I don't think anybody will forgive Apple for what they did with Aperture - and there have been other instances where they've dropped apps or replaced them with half-baked "improved" versions (e.g. Final Cut Pro X and "new" Apple Maps had very shaky starts). On the other hand, if Mac is indeed "better", one of the reasons for it is that Apple
are prepared to dump things and force users to move on, whereas the windows world is a martyr to backwards-compatibility. It's one of the things that enables Apple to keep switching processor architectures and making major OS changes. Meanwhile, sadly, the whole "rent your software" or "your hardware/software stops working when our servers stop" business is an industry-wide trend, not just Apple.

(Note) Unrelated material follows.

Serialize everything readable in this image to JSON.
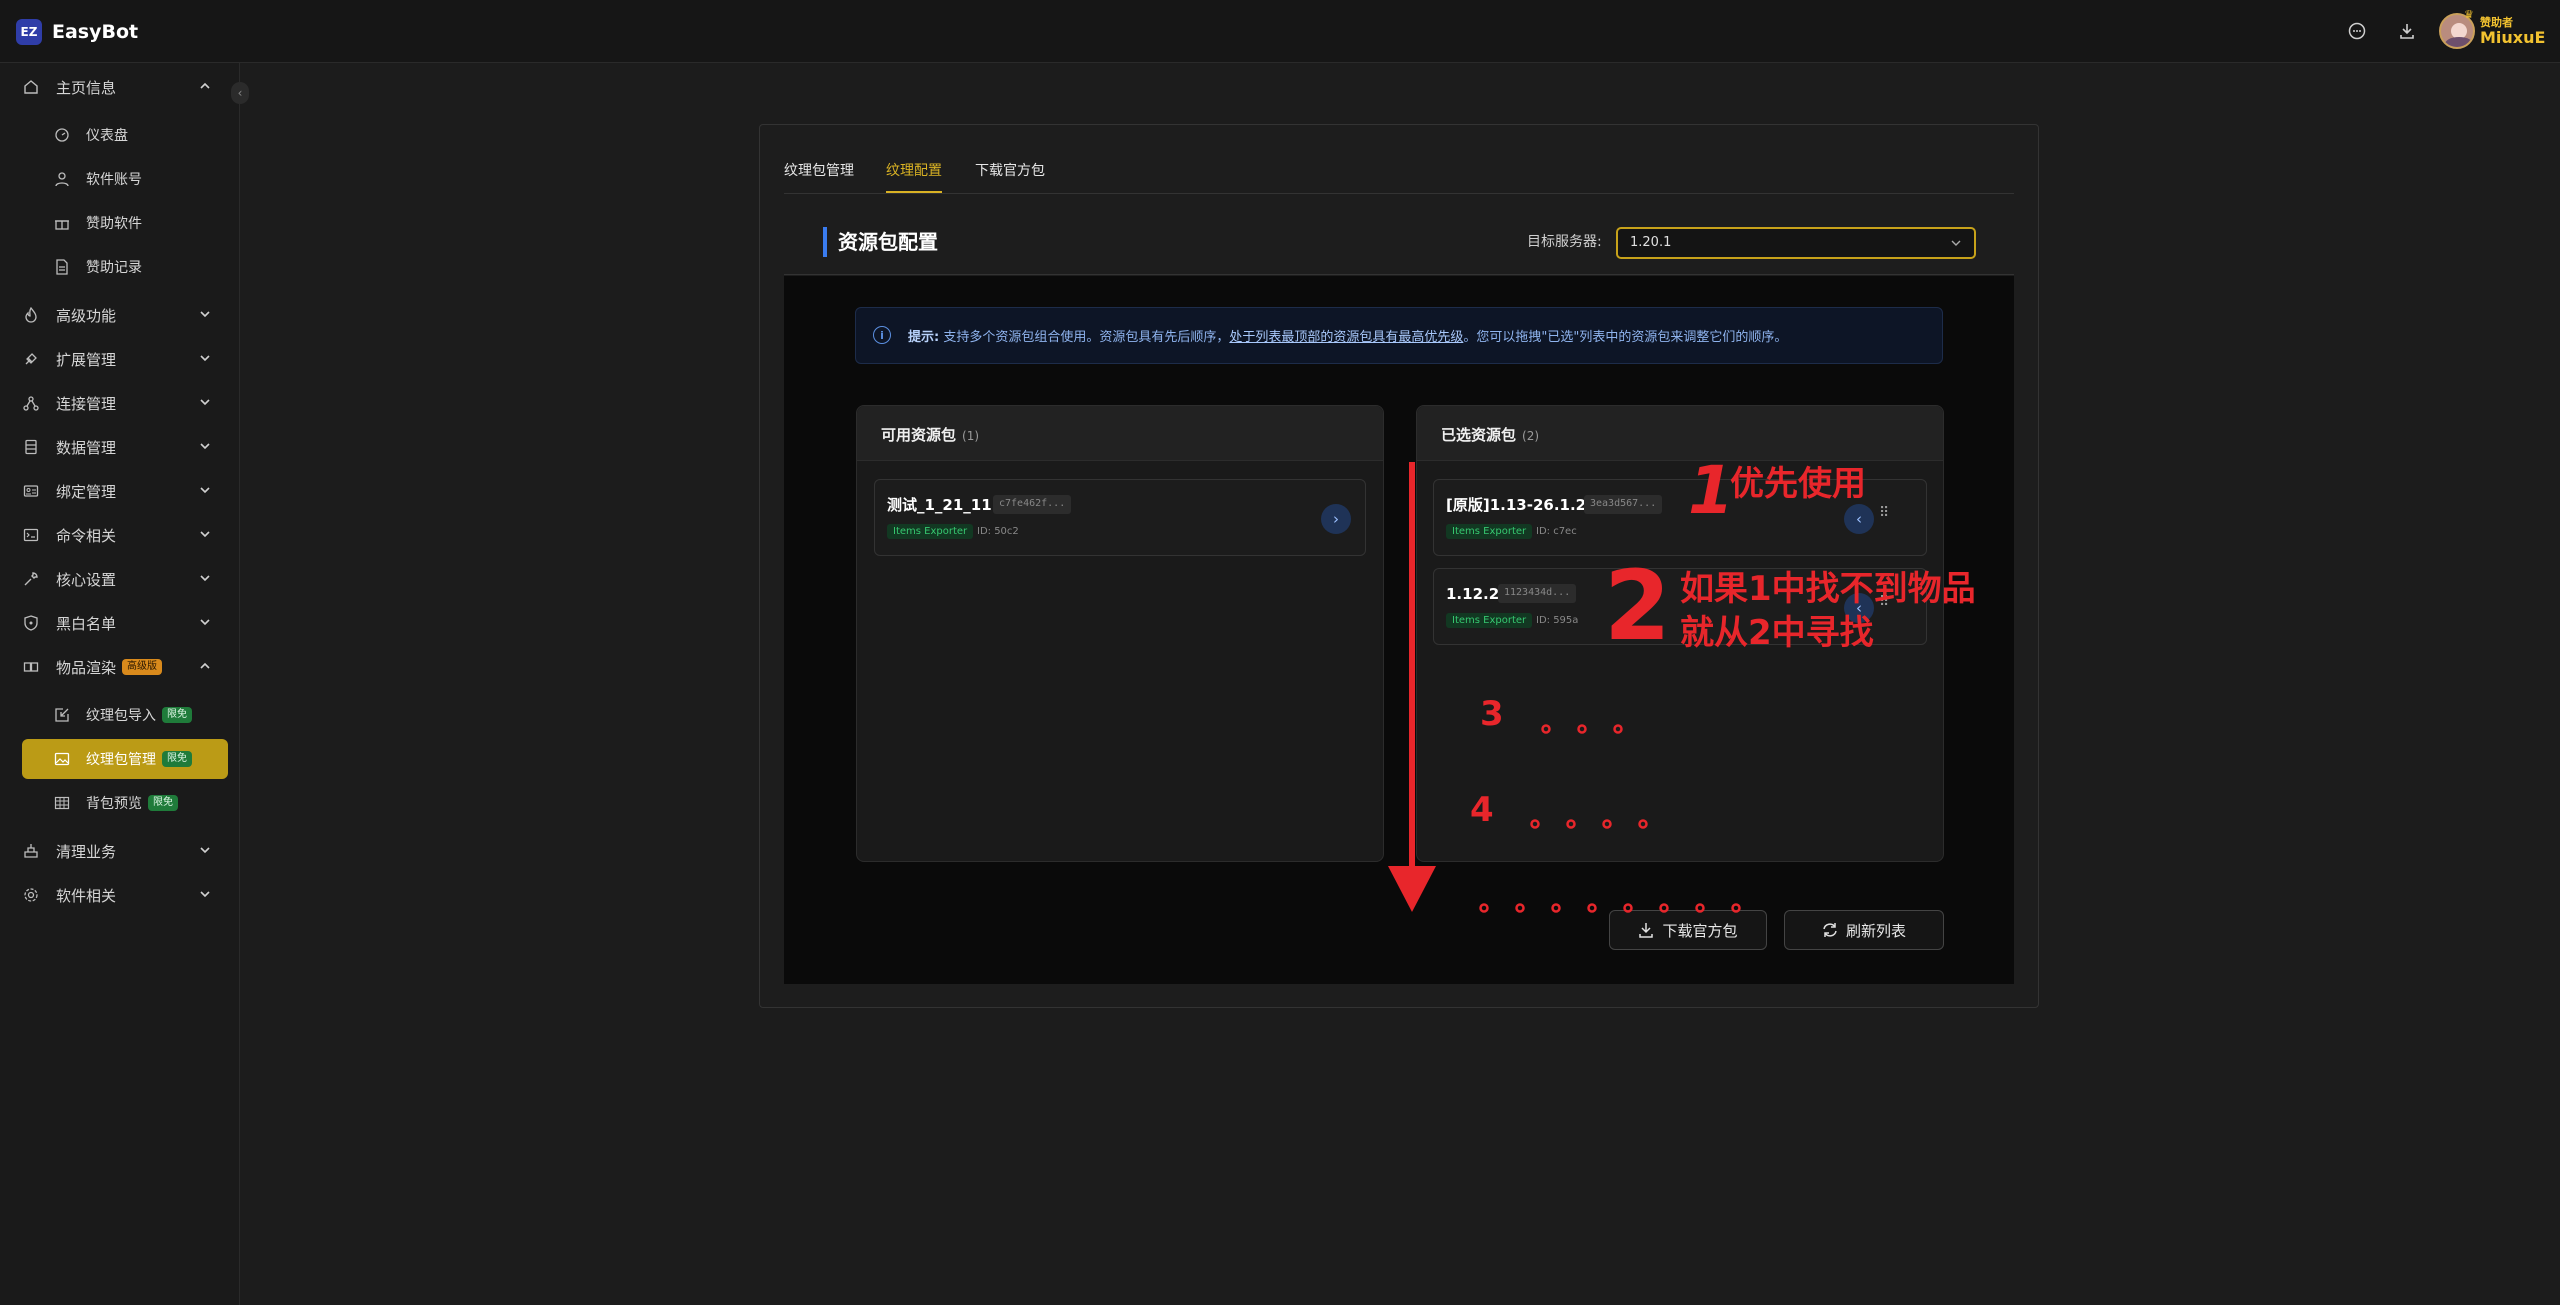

GarageBand, as you mention, is one area where Apple is ahead of the game, and may even be their best application software product... especially when you outgrow it and have such an easy migration path to Logic (which is also half the price of full Ableton etc. plus free updates - something to offset against the "Apple tax"). Also, Mac does seem to do better than Windows for audio/MIDI stuff without so many driver hassles - although it's certainly not glitch-free. If creating music is a Big Thing for you then that's probably your strongest argument for Mac.
...however, whatever you do, I wouldn't switch right now.
First
forget Intel - with Apple Silicon, Apple once again have a unique hardware offering that goes beyond a PC clone in a nice case with a MacOS license. The launch of the M1 seems to have been a big success, and although some exaggerated claims abound, when you compare like-with-like (i.e. ultraportable laptop with integrated graphics) they clearly have game-changing performance. However, they're
still Apple's "entry level" machines and have severe limitations in terms of number of ports, support for external displays, max RAM capacity etc. So, unless you have money to burn or desperately have to have a new computer
today I'd at least want to
know what the new mid-range Macs are going to offer. It's also possible that the new MBP, Air and Mini will be fairly short-lived models that get replaced with more radical re-designs when they switch to MiniLED displays (...and if Apple
were going to U-turn on touchscreens, that would be when it would make sense to happen).
Also - yeah, Apple's annual major OS upheaval is a royal pain, but is easily avoided by not upgrading until a few point releases have gone by and everybody has fixed their software. The only time you
can't do that is if you buy a brand new Mac that can only use the latest version - and that goes double for the switch to M1. Give it time to settle down and remember that the early worm gets the bird, but the second mouse gets the cheese.